Il existe dors et déjà de nombreuses offres de téléphonie sur IP, indépendantes d’un opérateur télécom, et qui permettent de téléphoner sans passer par un ordinateur : l’incontournable Skype, mais aussi celles d’acteurs moins identifiés, comme OVH. OVH propose des lignes téléphoniques qui respectent le standard SIP (Session Initialisation Protocol). Il est possible d’accéder à ces lignes depuis un téléphone classique ou un téléphone logiciel et ce quelque soit l’endroit où l’on se trouve sur la planète.

Cette possibilité m’amène à poser la question suivante : faut-il passer par un opérateur télécom pour souscrire une ligne téléphonique ?

Beaucoup d’entre vous me répondront oui, car l’usage et l’habitude vont dans ce sens.
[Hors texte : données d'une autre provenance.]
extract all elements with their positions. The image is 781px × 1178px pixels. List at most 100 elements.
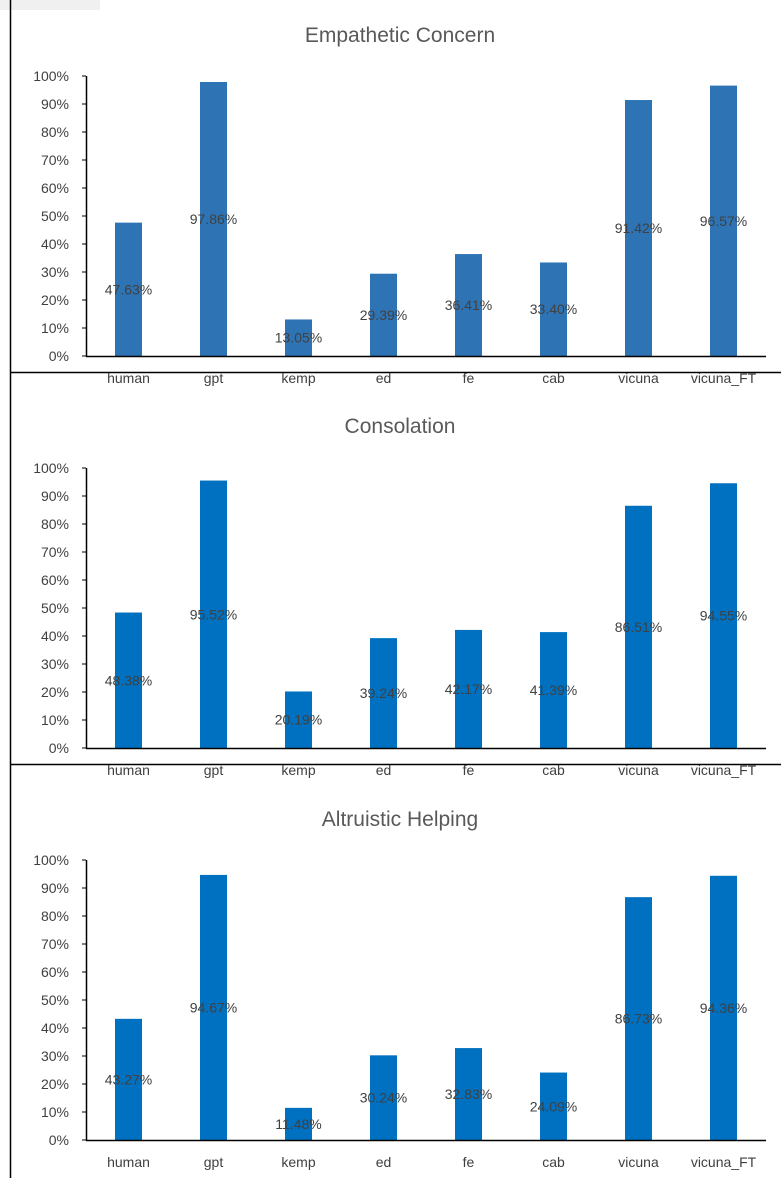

Et les opérateurs télécom ont l’avantage de garantir la qualité de service et la confidentialité des conversations.
La question pourrait se poser de la même manière pour les boites emails, et on constate que peu de gens utilisent leur boite en 06xxxxxxxx@operateur.com
On peut donc voir les chose sous le même angle pour les lignes téléphoniques : considérer que ce sont des services, à souscrire auprès d’opérateurs de services, et cantonner les opérateurs télécoms à leur cœur de métier : fournir de la connectivité filaire/Wifi/2G/3G.
En effet il est clair que certains opérateurs SaaS fournissent des services plus pertinents que les opérateurs télécoms (j’ai déjà évoqué ce sujet sur le site de l’atelier).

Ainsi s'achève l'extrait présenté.